Pascal Bérard est l’un des fondateurs d’Animatico. Encore récemment, il était doctorant à l’EPFZ et travaillait sur des projets pour Disney Research Studios (DRS). Qu’a-t-il réalisé à ce poste?

Connaissez-vous l’épisode de Star Wars Le Réveil de la Force? Il y a là une princesse pirate du nom de Maz Kanata. Le personnage est entièrement animé par ordinateur, mais ses yeux ont l’air humains. Les yeux ont été animés avec un logiciel développé par Pascal. En 2017, le magazine Forbes l’a placé sur la liste des meilleurs scientifiques européens de moins de 30 ans pour cette réalisation.

Votre Computer Graphics Laboratory (CGL) travaille avec Disney depuis 2008. Comment cette collaboration est-elle née?

L’excellence technique reconnue de l’EPFZ et la réputation de notre laboratoire sont à la base de cette coopération. A cela s’ajoute la grande qualité de vie à Zurich. Disney est à la recherche des meilleurs talents du monde, et vous ne pouvez les recruter que s’ils ont envie de vivre là où se situe l’entreprise. Et puis il y a les contacts personnels…

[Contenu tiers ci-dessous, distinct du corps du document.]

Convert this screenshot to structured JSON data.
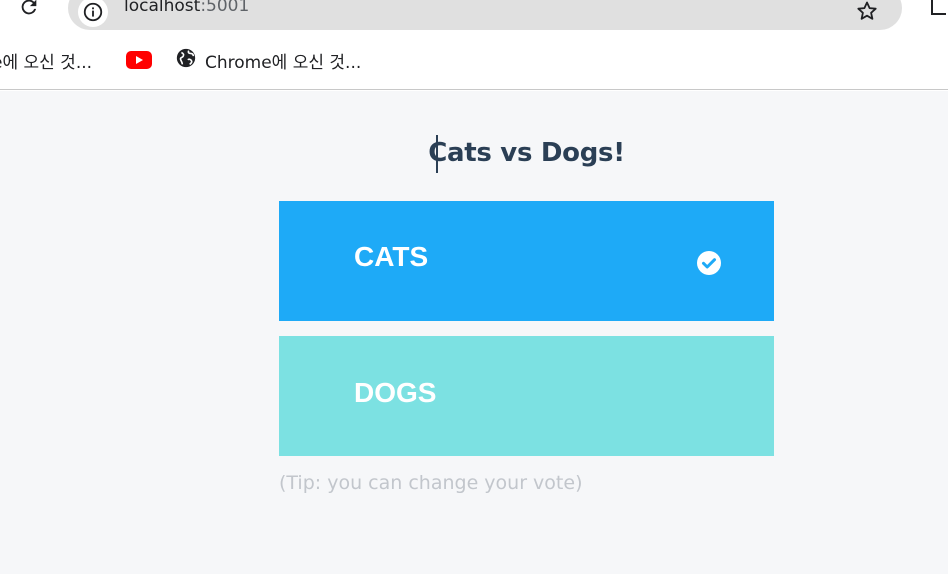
{
  "browser": {
    "url_host": "localhost",
    "url_port": ":5001",
    "bookmarks": [
      {
        "label": "e에 오신 것...",
        "icon": "chrome-icon"
      },
      {
        "label": "",
        "icon": "youtube-icon"
      },
      {
        "label": "Chrome에 오신 것...",
        "icon": "globe-icon"
      }
    ]
  },
  "page": {
    "title": "Cats vs Dogs!",
    "options": [
      {
        "label": "CATS",
        "selected": true,
        "color": "#1eaaf7"
      },
      {
        "label": "DOGS",
        "selected": false,
        "color": "#7ce1e2"
      }
    ],
    "tip": "(Tip: you can change your vote)"
  },
  "colors": {
    "page_background": "#f6f7f9",
    "title": "#2b3f55",
    "tip": "#c2c6cc"
  }
}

Quels contacts personnels?

Je connaissais Ed Catmull, l’un des cofondateurs de Pixar. Après le rachat de Pixar par Disney, Ed est entré à la direction de la compagnie et Steve Jobs a rejoint le conseil d’administration. Là, il a plaidé pour la création de laboratoires de recherche pour Disney dans le monde entier. A Zurich, nous l’avons emporté sur Pittsburgh. L’implantation de Disney est un coup de chance pour nous.

A quoi ressemble le travail avec Disney au quotidien?

Disney Research Studios emploie 50 scientifiques et ingénieurs à deux pas de l’EPFZ. Une trentaine de doctorants et post-doctorants travaillent au CGL. Je gère les deux institutions. En outre, un nombre variable de doctorants de l’EPFZ participent à des projets. La propriété intellectuelle issue de cette collaboration – plus de 100 brevets au cours des dix dernières années – est partagée entre Disney et l’EPFZ.

Le savoir-faire de votre laboratoire est commercialisé non seulement par Disney, mais aussi par dix spin-off. Vous souvenez-vous du premier projet?

Bien sûr. Il y a presque vingt ans, Cyfex fabriquait et commercialisait des applications pour la technologie médicale. Le logiciel utilise les images 3D d’une oreille moyenne ou d’une dent pour créer des reproductions qui peuvent être utilisées, par exemple, pour créer des prothèses dentaires ou des appareils auditifs. Aujourd’hui, quelque 30 000 laboratoires travaillent avec des outils Cyfex dans le monde.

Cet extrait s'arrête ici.